Poverty is not the cause of people voting for left-wing parties it is the result. People who vote for the Left wait for the Government to solve their problems and make them better off. They wait for Government to give them things rather than working for them. Not one country in the world made a penny from passivity. The report and its authors are part of the problem rather than the solution.

Because Scottish wages are paid by the state rather than from the profits of a company and we will drag our feet as much as we can out of lockdown. We will find any excuse possible not to teach in schools and universities. We will keep our pubs shut even when the English are getting drunk.  This is why the damage to the Scottish economy will be much greater than in England. It will take us longer to recover.  

Independence supporters may delight in Nicola Sturgeon showing how independent she is from Boris, but every extra day we stay in lockdown due to Sturgeon’s caution or desire to be different will make it that much more impossible to achieve independence.

The demand for independence from SNP voters has become the primary reason why Scotland underperforms. Every Scottish business every year is faced with the possibility of the most drastic change imaginable with its largest market, the other parts of Britain. This uncertainty is unceasing. Every person who doesn’t wish to live in an independent Scotland, whether here or elsewhere, wonders whether it is a good idea to come to Scotland or to stay. It makes long term decision making about jobs, mortgages and children's education quite impossible, because the SNP continually make the future uncertain for British people who live here or might chose to do so. 

If the Scottish Government wished to improve the wellbeing of the Scottish economy, it would rule out seeking independence for the foreseeable future.

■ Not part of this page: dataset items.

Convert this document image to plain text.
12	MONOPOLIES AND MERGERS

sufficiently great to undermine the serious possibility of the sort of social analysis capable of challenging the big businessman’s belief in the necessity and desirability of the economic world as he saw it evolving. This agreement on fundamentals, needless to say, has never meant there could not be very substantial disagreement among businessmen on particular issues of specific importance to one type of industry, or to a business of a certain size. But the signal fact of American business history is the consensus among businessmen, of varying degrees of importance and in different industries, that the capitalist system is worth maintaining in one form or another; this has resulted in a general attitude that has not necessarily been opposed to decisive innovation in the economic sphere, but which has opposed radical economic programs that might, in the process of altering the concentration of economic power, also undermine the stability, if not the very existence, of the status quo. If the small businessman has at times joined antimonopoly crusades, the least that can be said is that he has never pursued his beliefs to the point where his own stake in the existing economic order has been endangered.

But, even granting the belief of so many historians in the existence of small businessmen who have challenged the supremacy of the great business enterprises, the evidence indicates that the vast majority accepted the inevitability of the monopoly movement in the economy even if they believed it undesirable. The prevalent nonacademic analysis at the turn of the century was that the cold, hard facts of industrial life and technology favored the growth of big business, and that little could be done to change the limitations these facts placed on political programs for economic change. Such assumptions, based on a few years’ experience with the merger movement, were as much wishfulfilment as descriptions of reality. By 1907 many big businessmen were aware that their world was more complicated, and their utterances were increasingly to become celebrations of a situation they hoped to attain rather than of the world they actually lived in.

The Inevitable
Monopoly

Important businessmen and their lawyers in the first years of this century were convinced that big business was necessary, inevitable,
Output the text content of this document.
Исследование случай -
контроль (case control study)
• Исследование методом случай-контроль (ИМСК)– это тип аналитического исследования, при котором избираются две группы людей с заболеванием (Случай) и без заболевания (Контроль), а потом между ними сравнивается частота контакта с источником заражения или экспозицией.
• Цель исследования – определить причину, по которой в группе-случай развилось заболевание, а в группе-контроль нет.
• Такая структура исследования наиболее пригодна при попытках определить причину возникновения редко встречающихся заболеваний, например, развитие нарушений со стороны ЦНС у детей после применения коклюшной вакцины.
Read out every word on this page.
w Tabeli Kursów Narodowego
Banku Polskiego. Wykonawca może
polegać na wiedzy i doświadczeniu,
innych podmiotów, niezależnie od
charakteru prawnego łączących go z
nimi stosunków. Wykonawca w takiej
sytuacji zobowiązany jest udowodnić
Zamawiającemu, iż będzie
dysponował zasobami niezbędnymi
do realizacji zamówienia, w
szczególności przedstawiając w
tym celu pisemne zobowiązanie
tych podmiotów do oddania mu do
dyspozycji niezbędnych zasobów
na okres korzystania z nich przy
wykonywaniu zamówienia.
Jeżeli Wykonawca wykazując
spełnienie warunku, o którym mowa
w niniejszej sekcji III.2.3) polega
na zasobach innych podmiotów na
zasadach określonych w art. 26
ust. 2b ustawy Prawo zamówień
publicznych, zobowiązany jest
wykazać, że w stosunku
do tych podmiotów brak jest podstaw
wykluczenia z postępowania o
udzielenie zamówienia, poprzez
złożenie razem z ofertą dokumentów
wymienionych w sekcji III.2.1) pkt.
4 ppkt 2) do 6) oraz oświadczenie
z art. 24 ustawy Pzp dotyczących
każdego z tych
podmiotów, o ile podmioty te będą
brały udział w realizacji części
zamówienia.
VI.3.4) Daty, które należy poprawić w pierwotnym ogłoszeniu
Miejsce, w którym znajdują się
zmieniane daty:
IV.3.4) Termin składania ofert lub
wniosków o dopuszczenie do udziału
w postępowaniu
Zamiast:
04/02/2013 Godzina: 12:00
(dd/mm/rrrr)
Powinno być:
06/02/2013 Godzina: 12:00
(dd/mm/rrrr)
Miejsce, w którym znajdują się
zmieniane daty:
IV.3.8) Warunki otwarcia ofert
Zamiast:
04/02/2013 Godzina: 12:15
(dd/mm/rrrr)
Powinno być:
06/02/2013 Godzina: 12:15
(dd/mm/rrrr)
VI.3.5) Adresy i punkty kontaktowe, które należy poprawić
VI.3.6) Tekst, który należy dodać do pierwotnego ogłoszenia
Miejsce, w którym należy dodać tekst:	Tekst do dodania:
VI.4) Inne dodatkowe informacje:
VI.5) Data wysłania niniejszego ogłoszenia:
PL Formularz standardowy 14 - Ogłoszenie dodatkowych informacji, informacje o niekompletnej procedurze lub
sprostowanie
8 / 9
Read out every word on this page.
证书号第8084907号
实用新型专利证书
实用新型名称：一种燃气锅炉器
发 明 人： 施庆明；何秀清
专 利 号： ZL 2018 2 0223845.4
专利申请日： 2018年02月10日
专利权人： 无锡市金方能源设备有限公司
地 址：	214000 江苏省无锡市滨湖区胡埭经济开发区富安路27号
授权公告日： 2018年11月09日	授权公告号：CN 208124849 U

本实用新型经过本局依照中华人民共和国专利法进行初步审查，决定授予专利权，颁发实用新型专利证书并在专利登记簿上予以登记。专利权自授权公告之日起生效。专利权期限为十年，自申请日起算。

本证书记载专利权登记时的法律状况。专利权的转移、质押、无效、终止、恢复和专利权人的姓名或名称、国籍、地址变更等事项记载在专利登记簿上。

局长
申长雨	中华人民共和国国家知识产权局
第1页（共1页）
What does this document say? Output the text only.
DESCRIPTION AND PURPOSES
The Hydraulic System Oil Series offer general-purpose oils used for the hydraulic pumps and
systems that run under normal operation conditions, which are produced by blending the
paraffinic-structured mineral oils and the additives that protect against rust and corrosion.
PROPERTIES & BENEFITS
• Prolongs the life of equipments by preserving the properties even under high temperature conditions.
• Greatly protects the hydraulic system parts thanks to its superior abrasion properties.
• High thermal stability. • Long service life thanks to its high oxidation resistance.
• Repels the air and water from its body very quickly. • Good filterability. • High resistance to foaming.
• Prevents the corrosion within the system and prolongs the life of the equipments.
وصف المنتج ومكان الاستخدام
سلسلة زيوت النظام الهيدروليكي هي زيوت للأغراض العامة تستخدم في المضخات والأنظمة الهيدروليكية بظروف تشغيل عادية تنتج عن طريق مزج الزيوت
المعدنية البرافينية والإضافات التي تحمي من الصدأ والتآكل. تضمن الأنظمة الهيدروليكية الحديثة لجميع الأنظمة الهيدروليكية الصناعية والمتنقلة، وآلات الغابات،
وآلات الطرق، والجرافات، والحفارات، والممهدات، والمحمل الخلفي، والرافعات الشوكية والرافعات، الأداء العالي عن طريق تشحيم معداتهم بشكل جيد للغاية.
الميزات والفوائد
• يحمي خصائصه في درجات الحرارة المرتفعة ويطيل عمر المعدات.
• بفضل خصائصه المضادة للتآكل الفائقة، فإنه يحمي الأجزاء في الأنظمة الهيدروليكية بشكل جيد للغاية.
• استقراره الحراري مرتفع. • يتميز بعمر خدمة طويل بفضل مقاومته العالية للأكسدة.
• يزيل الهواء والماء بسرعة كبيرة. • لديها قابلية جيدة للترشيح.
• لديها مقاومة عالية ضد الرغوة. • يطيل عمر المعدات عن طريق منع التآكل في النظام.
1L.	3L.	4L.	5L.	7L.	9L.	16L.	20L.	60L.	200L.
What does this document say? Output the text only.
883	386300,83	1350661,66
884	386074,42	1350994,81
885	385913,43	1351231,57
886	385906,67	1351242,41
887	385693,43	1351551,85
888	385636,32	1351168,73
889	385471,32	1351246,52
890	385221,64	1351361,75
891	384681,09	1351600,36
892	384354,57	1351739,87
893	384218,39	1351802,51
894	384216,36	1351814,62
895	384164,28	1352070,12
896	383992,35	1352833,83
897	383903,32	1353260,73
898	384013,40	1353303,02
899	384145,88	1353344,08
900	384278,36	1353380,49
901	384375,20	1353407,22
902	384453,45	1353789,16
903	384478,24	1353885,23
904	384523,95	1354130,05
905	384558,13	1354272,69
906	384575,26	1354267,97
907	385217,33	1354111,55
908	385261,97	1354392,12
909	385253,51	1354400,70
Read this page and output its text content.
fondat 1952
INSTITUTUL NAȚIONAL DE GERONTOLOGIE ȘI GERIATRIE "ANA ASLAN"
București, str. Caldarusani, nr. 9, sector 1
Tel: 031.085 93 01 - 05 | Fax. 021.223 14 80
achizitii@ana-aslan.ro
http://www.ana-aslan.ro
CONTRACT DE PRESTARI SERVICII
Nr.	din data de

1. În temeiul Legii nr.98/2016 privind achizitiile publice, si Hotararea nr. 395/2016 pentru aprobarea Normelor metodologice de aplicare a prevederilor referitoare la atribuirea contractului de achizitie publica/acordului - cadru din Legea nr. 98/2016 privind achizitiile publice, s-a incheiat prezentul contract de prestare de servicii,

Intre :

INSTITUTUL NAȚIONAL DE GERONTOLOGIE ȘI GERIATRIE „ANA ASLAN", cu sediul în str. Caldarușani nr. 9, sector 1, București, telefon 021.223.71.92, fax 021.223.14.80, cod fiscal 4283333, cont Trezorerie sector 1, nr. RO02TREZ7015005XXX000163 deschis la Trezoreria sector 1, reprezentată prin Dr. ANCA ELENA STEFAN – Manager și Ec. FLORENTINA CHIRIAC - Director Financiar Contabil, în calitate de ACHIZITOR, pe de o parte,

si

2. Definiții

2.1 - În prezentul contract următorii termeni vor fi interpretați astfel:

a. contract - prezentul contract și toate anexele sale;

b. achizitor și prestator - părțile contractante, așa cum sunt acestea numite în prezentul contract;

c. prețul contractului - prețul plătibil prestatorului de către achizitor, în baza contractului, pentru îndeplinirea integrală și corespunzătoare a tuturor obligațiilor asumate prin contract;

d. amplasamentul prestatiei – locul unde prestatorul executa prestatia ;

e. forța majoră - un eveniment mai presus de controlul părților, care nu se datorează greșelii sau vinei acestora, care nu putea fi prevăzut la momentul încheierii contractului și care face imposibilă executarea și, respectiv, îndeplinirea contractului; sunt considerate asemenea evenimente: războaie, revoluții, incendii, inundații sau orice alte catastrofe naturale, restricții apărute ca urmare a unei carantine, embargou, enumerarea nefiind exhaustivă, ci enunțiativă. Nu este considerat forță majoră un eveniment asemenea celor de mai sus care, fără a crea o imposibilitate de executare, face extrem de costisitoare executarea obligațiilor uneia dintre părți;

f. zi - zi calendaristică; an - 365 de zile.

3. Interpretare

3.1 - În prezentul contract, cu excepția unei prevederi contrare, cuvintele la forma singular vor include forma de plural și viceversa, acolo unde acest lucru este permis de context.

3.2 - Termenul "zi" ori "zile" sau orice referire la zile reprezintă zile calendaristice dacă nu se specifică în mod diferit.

This would have a more beneficial effect than any report that it could commission. This, of course, is unmentioned by the present report. Can you imagine how Sturgeon would have responded if that had been the conclusion?

In Scotland we have been shielded from Covid not merely be being stuck at home, but also by Treasury spending that has meant we haven’t really noticed the economic cost yet. We will all notice that cost soon and then I fear for the rest of our lives. I hope this judgement turns out to be unduly pessimistic, but I doubt it.  

Whatever happens we will need innovative thinking and ideas that were common in the age of Adam Smith, but would now be thought of as unScottish. We need Conservatives to smash through the yellow wall and bring prosperity them. 

There is nothing of this in the report Sturgeon commissioned. It is dull, statist, unwilling to see Brexit advantages and is in fact the absolute opposite of what Scotland needs to recover from the worst economic crisis in centuries.

Britain has made mistakes since March, but the unity that meant that British money went where it is needed is something that we can build on. Devolution has become at best an irritant at worst a hindrance to the unified response that is so clearly necessary now. We need to rethink devolution and reject separatism. We need less Scotland not more.